Fica subentendido que autênticas forças do movimento popular podem reforçar sindicatos e partidos políticos e vice-versa. Mas deve acontecer concomitantemente com respeito à alteridade. Este é um dos aspectos mais difíceis da questão enfocada, no que tange à história e a cultura africana. Como manter a justa multiplicidade sem enfraquecer a articulação e a canalização política mais ampla das forças populares? Que significa isto? Construir uma pedagogia plural, como forma e alternativa para educação dos sujeitos populares.

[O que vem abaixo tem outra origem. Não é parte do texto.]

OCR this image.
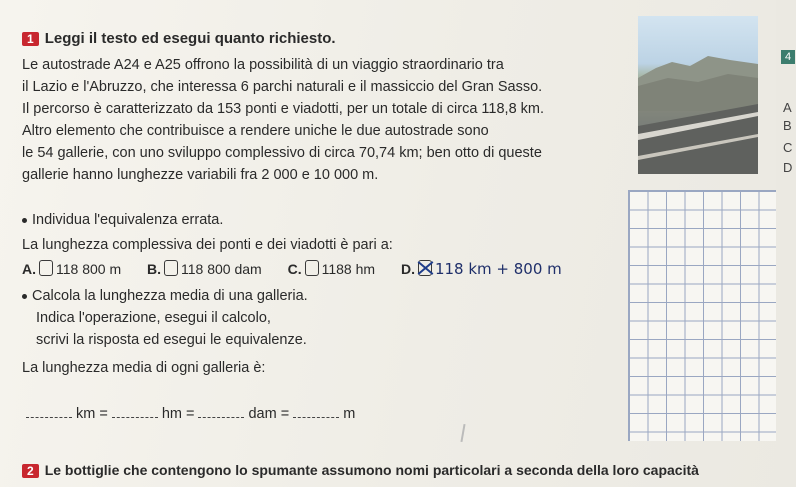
1 Leggi il testo ed esegui quanto richiesto.
Le autostrade A24 e A25 offrono la possibilità di un viaggio straordinario tra
il Lazio e l'Abruzzo, che interessa 6 parchi naturali e il massiccio del Gran Sasso.
Il percorso è caratterizzato da 153 ponti e viadotti, per un totale di circa 118,8 km.
Altro elemento che contribuisce a rendere uniche le due autostrade sono
le 54 gallerie, con uno sviluppo complessivo di circa 70,74 km; ben otto di queste
gallerie hanno lunghezze variabili fra 2 000 e 10 000 m.
Individua l'equivalenza errata.
La lunghezza complessiva dei ponti e dei viadotti è pari a:
A. 118 800 m B. 118 800 dam C. 1188 hm D. 118 km + 800 m
Calcola la lunghezza media di una galleria.
Indica l'operazione, esegui il calcolo,
scrivi la risposta ed esegui le equivalenze.
La lunghezza media di ogni galleria è:
km =	hm =	dam =	m
2 Le bottiglie che contengono lo spumante assumono nomi particolari a seconda della loro capacità
4
A
B
C
D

Pensar, hoje, uma pedagogia plural é perceber, de perto, os desafios que histórica africana apresenta para seu reconhecimento sócio-ético-político para ser inserida integralmente nos currículos do ensino fundamental. A Lei 10639 é um “chamado” à população brasileira para despertar do “sono sócio-pedagógico” e trazer a lembrança civil de que todas as marcas africanas no Brasil é uma referência da formação cultural brasileira, que quando resgatada, reconhecida, apropriada pelos educadores e educandos, num primeiro momento, ganhará status de memória. Memória que alicerçará a consciência histórica, política e pedagógica dos sujeitos. Afinal, propor uma pedagogia popular mediada pela cultura africana é querer a alteridade, hospitalidade, solidariedade e a diferença como relação primeira.